The story drew forth some of Handel’s most moving and beautiful arias, most famous being ‘Waft her, angels, through the skies.’ Handel’s eyesight was failing as he wrote the work in 1752, and this affliction must surely have influenced the pathos of the powerful chorus ‘How dark, O Lord, are Thy decrees’ which closes part two. Redemption is at hand, however, after an Angel intercedes and the narrative averts tragedy.
The Festival chorus, soloists, and musicians of Southern Pro Musica will be conducted by Paul Spicer. Anna Patterson, who will take the role of Storgé, Jephtha’s wife, said: “I’m most excited to perform this dramatically-charged role with chorus on such a large scale.
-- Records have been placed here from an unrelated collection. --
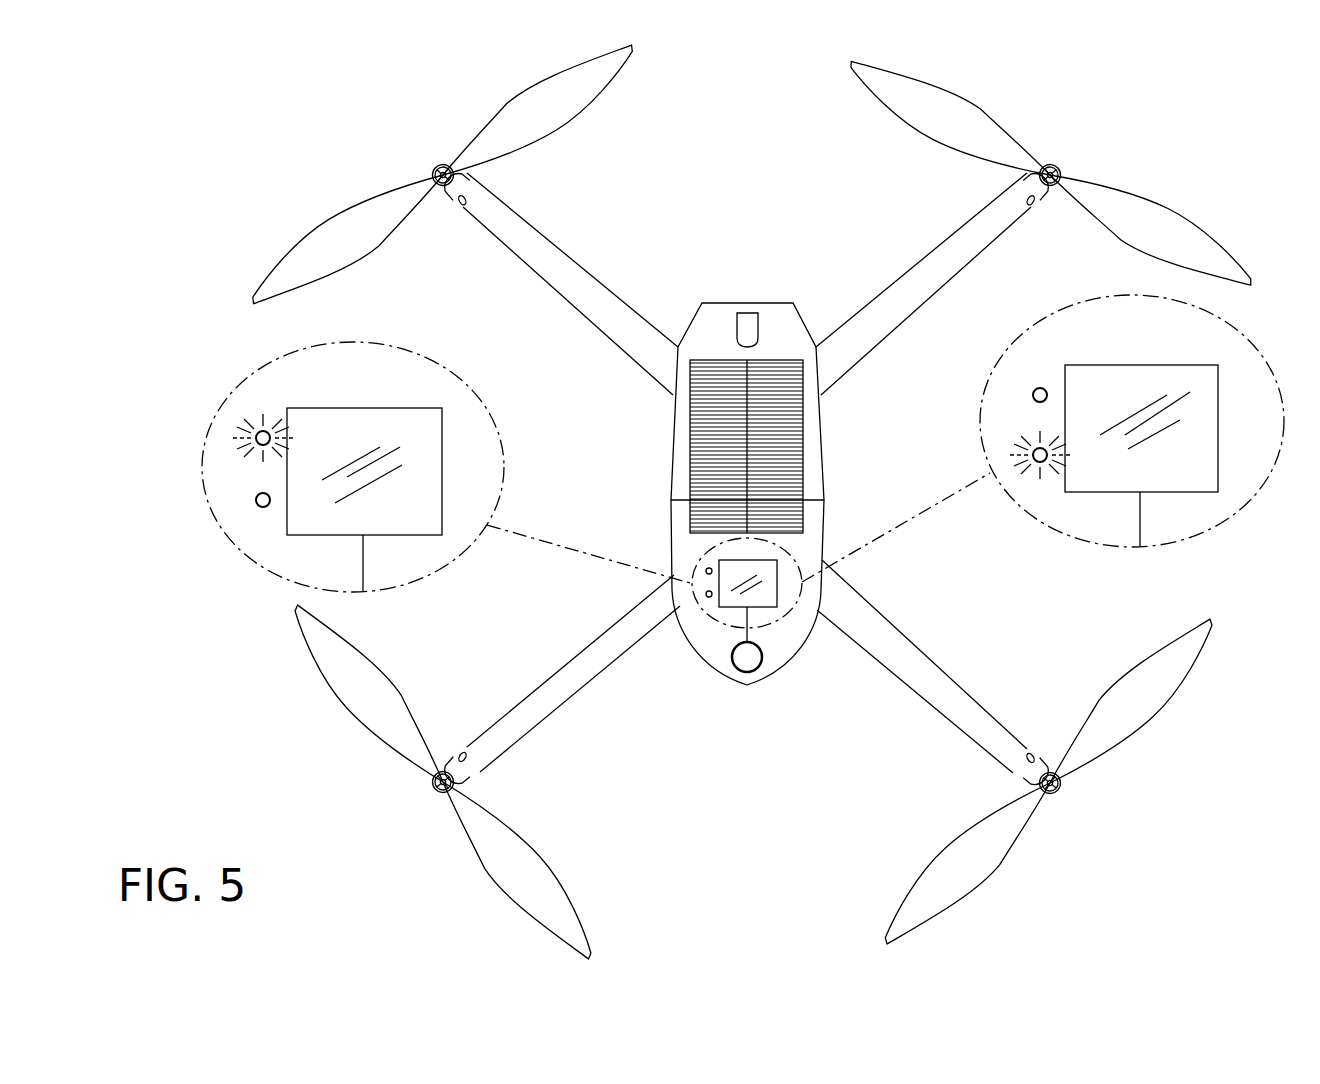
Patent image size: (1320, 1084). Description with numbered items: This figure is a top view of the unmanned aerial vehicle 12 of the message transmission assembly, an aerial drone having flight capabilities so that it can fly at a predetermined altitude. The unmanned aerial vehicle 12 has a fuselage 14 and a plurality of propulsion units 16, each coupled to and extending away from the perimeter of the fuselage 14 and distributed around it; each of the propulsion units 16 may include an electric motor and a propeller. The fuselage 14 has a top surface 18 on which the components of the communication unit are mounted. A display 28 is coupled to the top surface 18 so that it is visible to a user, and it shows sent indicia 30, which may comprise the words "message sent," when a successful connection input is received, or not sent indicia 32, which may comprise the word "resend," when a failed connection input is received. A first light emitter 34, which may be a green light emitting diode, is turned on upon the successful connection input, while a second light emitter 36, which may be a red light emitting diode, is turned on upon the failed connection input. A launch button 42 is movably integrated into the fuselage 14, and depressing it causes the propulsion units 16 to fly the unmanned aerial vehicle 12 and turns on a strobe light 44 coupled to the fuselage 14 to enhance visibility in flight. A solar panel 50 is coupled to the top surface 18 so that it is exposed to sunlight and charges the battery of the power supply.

The unmanned aerial vehicle 12 is at (796, 254).
The fuselage 14 is at (730, 678).
The propulsion units 16 is at (573, 270).
The top surface 18 is at (822, 495).
The display 28 is at (718, 560).
The sent indicia 30 is at (337, 416).
The not sent indicia 32 is at (1160, 463).
The first light emitter 34 is at (258, 433).
The second light emitter 36 is at (1040, 462).
The launch button 42 is at (748, 313).
The strobe light 44 is at (758, 662).
The solar panel 50 is at (690, 408).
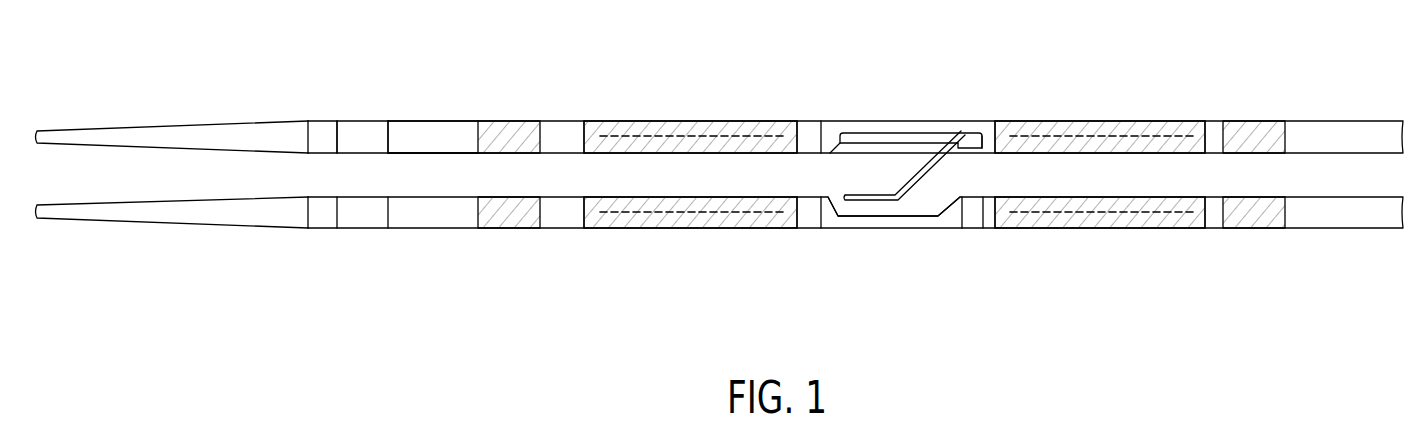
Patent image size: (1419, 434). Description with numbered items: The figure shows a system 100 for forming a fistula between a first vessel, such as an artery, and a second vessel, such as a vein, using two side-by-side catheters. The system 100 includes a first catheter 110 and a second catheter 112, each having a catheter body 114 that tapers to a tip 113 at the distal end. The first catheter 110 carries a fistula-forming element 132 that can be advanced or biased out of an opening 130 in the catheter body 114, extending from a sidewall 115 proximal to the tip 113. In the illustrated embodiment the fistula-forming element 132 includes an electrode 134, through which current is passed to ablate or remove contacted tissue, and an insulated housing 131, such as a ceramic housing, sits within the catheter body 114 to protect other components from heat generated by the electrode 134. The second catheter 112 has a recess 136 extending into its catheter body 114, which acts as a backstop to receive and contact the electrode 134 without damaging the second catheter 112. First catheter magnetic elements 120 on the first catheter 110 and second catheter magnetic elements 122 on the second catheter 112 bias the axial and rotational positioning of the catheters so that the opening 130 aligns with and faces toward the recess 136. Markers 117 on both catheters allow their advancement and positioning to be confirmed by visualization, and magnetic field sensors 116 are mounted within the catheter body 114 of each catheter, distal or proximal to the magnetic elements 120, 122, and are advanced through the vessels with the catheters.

The system 100 is at (290, 293).
The first catheter 110 is at (300, 98).
The second catheter 112 is at (428, 256).
The tip 113 is at (34, 128).
The catheter body 114 is at (563, 130).
The sidewall 115 is at (437, 155).
The magnetic field sensor 116 is at (1290, 272).
The marker 117 is at (367, 197).
The first catheter magnetic element 120 is at (1090, 120).
The second catheter magnetic element 122 is at (1098, 228).
The opening 130 is at (840, 127).
The insulated housing 131 is at (972, 130).
The fistula-forming element 132 is at (908, 138).
The electrode 134 is at (948, 140).
The recess 136 is at (913, 228).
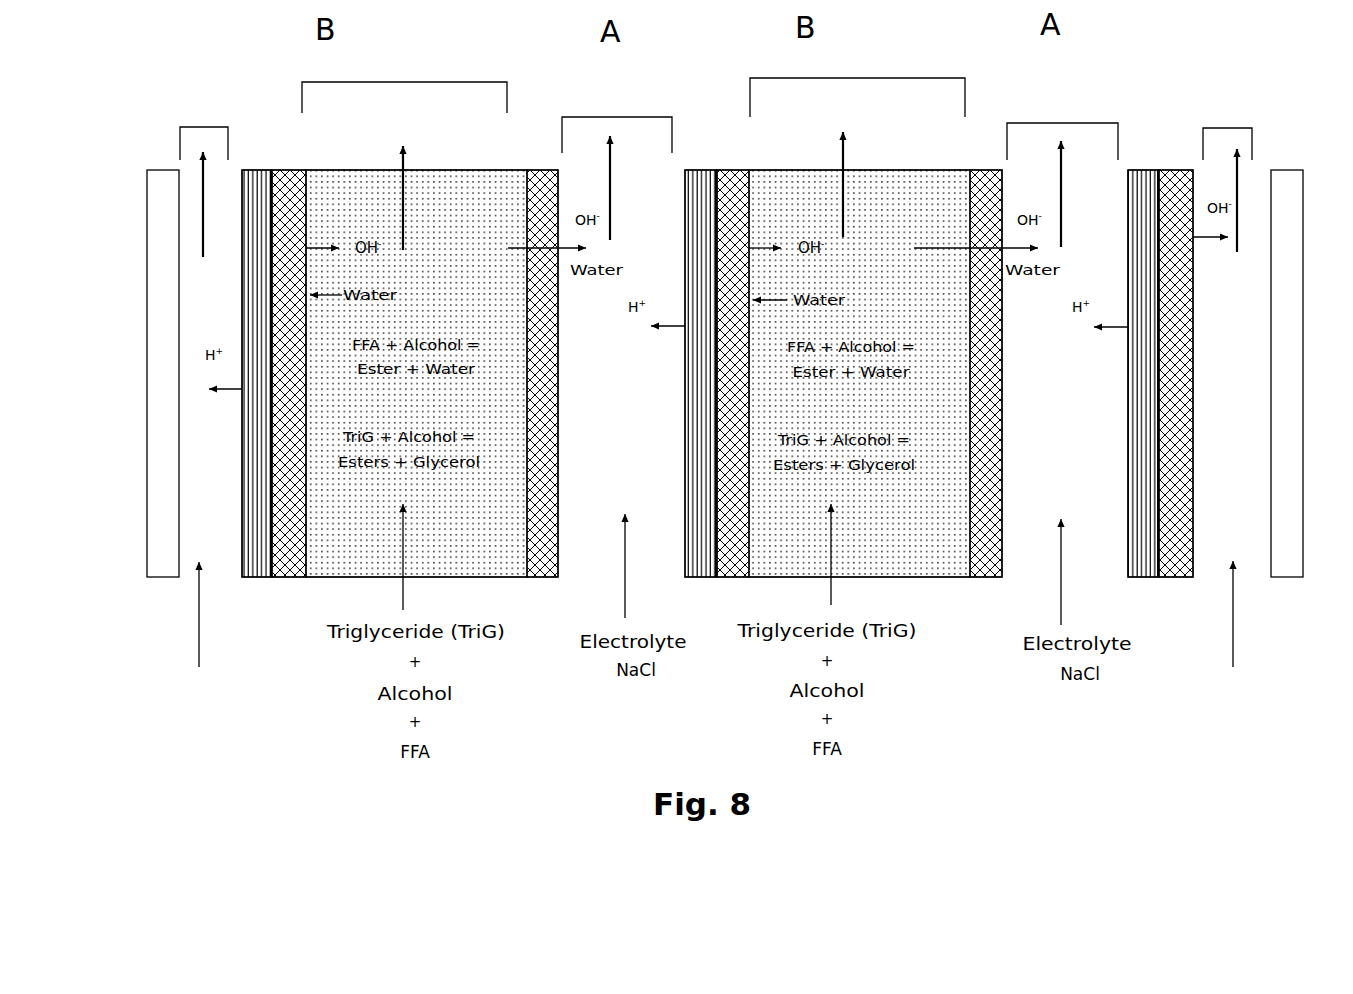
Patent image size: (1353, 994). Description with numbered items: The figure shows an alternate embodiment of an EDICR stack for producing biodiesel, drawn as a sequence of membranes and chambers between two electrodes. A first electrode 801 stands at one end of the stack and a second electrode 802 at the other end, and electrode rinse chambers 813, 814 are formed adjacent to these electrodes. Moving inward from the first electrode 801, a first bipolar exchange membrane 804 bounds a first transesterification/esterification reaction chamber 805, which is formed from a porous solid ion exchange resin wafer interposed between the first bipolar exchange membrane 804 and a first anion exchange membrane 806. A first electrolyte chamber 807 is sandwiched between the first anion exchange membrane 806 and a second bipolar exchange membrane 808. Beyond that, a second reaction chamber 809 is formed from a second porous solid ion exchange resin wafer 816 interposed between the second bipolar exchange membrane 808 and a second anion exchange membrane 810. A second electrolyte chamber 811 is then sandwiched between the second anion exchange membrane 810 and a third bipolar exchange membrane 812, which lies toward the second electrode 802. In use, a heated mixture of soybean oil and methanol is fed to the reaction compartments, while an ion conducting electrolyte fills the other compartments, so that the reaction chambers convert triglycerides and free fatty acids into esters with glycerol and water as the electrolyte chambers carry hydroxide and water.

The cathode electrode 801 is at (145, 152).
The anode electrode 802 is at (1282, 168).
The first bipolar exchange membrane 804 is at (272, 168).
The first transesterification/esterification reaction chamber 805 is at (396, 82).
The first anion exchange membrane 806 is at (537, 168).
The first electrolyte chamber 807 is at (623, 118).
The second bipolar exchange membrane 808 is at (717, 168).
The second reaction chamber 809 is at (867, 78).
The second anion exchange membrane 810 is at (988, 167).
The second electrolyte chamber 811 is at (1057, 123).
The third bipolar exchange membrane 812 is at (1148, 167).
The electrode rinse chamber 813 is at (198, 127).
The electrode rinse chamber 814 is at (1223, 128).
The second porous solid ion exchange resin wafer 816 is at (362, 527).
This will be my first foray into a larger concert setting, and I’m excited about the new challenge.”
The final concert of this year’s Festival on Saturday 25 March offers a varied programme of choral music ranging from the rousing Edwardian Songs of the Fleet by Charles Stanford, to Puccini’s 1880 work Messa di Gloria. The Basingstoke Symphony Orchestra will accompany the tenor and baritone soloists and chorus under the baton of Paul Spicer.
Songs of the Fleet portrays a range of haunting nautical and maritime themes, from Sailing at Dawn to the Little Admiral (with shades of Lord Nelson). But the sea is not always shown as benevolent, and the Song of the Sou’Wester paints a picture of the wild, elemental force of the oceans. Returning to the Festival for the second time, Ed Ballard takes the solo baritone role, and reminds us of a time when ‘Britannia ruled the waves.’
Puccini wrote his Messa di Gloria when he was only 22. It sets the five main sections of the Catholic Mass, scored for tenor, baritone and a four-part mixed chorus. Mostly known for his world-famous operas, there are already signs in this youthful work of the dramatic and sweeping melodies which were to make Puccini one of the most famous composers in the world.
Also returning to the Festival for his second appearance, Samuel Stopford will sing the tenor soloist role. ‘There are two marvellous tenor arias and a gorgeous duet with a baritone, so to be able to perform this for the first time to an audience as warm and welcoming as those who attend the PMF is truly a privilege,’ he commented.
Stephen Scotchmer will take over the baton with Basingstoke Symphony Orchestra for the middle section of this year’s closing concert, to conduct the popular Peer Gynt Suite No.1. The concert therefore takes us on a journey from rousing Edwardian Great Britain to the warmth and romance of Italy via the folklore of Norway.